Si de bellezas arquitectónicas se trata, un sitio que no puede dejar de mencionarse es el templo jainista de Ranakpur, el más grande y según dicen -y la visita no se atreve a desmentirlo- el más bello de India.
Antes de acceder al templo deberá franquear la entrada custodiada por algunos monos con cara de pocos amigos a los que recomiendan no acercarse. El impactante perfil del edificio se recorta sobre unas colinas cubiertas de vegetación tropical, en un paisaje donde abundan las palmeras y las flores, bien diferente del que transitábamos unas horas atrás.
Es necesario descalzarse para adentrarse en los interminables vestíbulos en los que se alinean un número aparentemente infinito de columnas trabajadas con motivos que parecen nunca repetirse en su imposible curvatura de mármol. Construido en el siglo XV, cuentan que los pilares son 1.444 y su decoración y las figuras que nacen de la piedra son, efectivamente, todas diferentes.
Basta mirar hacia arriba para entender que el asombro no ha terminado: el techo, con unos 20 domos y cinco cúpulas desborda una y otra vez de encajes geométricos trabajados en la piedra blanquísima. Mientras las figuras de los dioses y profetas parecen danzar, unos monjes las adornan con láminas plateadas y flores.
El vértigo de las imágenes múltiples y cambiantes, como las que componen los pequeños cristales coloridos del caleidoscopio, esperará paciente por otra visita. Como espera en reposo el cilindro de espejos a que alguien vuelva a tomarlo en sus manos y hacerlo girar, para entregar su belleza incomprensible, que se arma y se desarma, siempre diferente e infinita, siempre increíble.

TIPS DEL VIAJERO

UBICACIÓN Y CLIMA
Los indios afirman tener tres estaciones: invierno, verano y monzón.
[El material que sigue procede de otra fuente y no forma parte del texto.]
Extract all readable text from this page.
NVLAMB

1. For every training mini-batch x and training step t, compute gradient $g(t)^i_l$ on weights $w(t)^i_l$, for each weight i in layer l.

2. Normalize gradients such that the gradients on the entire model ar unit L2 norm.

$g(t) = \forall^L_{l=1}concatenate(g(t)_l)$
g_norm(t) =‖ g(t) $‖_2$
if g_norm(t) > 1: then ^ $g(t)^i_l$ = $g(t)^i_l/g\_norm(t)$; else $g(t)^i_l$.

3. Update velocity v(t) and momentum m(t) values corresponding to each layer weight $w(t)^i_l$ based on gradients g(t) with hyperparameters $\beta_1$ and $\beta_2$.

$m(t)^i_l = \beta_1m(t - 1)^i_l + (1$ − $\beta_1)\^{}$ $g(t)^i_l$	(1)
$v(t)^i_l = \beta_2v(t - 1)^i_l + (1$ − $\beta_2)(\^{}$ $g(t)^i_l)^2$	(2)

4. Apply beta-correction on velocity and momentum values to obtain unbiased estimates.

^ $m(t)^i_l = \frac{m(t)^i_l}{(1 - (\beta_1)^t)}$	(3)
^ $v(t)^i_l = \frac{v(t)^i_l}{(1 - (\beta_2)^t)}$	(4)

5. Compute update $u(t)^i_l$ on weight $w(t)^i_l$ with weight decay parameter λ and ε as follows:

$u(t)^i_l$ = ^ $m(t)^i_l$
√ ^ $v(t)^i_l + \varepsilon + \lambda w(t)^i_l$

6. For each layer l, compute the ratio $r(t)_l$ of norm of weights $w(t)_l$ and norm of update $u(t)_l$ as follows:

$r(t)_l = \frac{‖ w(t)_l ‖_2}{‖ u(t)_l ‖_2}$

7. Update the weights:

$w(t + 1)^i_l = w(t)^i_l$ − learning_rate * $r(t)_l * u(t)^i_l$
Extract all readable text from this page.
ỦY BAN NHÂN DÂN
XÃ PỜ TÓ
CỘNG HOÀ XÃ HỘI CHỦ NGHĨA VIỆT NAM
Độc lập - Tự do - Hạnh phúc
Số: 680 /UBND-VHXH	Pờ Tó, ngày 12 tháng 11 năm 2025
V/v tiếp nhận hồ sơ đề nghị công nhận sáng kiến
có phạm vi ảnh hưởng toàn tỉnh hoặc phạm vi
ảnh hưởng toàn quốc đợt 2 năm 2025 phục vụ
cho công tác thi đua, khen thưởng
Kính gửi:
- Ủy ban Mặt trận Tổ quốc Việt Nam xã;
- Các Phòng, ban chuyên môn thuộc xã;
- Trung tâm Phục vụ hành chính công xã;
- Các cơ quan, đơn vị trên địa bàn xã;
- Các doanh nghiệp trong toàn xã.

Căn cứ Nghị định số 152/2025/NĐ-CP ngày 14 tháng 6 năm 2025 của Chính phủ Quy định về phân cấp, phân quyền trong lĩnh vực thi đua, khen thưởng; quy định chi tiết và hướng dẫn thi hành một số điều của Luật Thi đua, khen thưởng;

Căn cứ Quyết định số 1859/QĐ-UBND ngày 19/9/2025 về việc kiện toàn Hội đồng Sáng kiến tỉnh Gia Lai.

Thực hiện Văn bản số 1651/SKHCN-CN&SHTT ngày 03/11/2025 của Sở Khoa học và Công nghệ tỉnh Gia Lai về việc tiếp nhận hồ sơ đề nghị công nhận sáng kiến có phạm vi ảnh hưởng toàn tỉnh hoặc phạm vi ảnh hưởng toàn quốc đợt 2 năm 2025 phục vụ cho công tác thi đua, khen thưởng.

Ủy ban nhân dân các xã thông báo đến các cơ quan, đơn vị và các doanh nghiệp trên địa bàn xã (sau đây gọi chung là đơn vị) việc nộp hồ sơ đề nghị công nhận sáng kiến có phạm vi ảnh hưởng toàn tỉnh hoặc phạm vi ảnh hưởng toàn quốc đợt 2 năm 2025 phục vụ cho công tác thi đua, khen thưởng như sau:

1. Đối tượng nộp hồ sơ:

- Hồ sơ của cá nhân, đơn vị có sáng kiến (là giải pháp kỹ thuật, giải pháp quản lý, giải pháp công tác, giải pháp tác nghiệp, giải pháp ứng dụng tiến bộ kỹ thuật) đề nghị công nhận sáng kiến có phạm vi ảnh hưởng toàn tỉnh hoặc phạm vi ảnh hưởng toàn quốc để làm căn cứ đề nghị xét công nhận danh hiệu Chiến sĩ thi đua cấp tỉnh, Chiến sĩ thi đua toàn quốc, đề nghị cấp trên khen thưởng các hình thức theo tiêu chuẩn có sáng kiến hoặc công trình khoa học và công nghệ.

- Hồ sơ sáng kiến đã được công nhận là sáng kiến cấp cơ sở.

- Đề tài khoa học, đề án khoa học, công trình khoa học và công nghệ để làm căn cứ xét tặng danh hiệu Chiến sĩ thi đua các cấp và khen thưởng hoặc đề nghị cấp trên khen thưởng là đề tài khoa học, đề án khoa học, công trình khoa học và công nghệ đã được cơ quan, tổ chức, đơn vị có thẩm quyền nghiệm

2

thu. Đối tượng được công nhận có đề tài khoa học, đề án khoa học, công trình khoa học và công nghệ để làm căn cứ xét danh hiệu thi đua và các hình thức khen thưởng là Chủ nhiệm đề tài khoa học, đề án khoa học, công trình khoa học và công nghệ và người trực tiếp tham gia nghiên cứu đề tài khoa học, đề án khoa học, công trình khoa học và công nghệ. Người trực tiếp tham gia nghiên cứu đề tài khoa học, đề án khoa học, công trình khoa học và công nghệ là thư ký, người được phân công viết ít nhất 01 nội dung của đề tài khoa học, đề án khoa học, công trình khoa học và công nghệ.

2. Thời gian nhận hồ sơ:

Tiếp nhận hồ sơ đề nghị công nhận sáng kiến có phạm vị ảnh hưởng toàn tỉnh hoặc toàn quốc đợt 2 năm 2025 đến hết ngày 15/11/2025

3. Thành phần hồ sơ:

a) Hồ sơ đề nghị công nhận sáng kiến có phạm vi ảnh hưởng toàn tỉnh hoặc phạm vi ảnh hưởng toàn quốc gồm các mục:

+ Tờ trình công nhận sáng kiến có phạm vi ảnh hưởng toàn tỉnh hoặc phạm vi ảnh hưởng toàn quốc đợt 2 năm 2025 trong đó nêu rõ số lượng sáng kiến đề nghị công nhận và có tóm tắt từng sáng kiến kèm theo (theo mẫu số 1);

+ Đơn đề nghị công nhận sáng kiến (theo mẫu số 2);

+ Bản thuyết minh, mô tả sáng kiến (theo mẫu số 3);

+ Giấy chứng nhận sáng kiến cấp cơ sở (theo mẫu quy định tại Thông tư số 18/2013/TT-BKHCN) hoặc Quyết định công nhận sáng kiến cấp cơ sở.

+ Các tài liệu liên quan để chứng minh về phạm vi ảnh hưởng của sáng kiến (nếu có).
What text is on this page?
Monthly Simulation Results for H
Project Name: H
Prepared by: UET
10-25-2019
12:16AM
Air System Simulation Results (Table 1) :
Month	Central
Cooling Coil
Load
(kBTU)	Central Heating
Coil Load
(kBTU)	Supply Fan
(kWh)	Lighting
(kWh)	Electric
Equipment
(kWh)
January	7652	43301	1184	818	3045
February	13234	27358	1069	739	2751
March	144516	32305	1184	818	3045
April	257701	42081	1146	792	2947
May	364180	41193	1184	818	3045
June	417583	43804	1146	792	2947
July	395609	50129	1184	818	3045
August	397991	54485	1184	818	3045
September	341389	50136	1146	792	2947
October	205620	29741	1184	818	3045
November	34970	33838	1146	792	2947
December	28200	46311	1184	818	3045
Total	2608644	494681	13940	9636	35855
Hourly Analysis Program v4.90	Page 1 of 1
Aunque el país es extenso y su geografía diversa, por lo general las temperaturas son altas. Entre octubre y marzo los estados del norte tienen clima agradable y seco, por lo cual suelen ser los meses más recomendados para viajar. El monzón afecta a esa zona entre junio y septiembre, provocando grandes lluvias. Desde marzo hasta junio las temperaturas pueden superar los 40° C.


COMO LLEGAR
Con British Airways de Buenos Aires a Londres (con escala en San Pablo) y desde allí a Delhi. Con Malaysia Airlines de Buenos Aires a Kuala Lumpur y desde allí a Delhi.


DONDE ALOJARSE
Las principales ciudades indias tienen hoteles de cadenas internacionales y locales de gran nivel. También es posible hospedarse en antiguos palacios de maharajás, hoy reacondicionados para recibir al turismo. Existen además establecimientos tipo albergue y bed & breakfast.


VISA
Es necesario solicitar visa, para lo cual se exige a los argentinos certificado de vacunación de fiebre amarilla (ya que Argentina es un país afectado por esta enfermedad). La embajada en Buenos Aires se encuentra en Av. Madero 942, piso 19, y el horario de atención para visas es de 10 a 12.30 y 14.30 a 16.30.

INFORMES
www.incredibleindia.com / www.worldnetwork.com.ar / www.traveliteindia.com / www.indembarg.org.ar.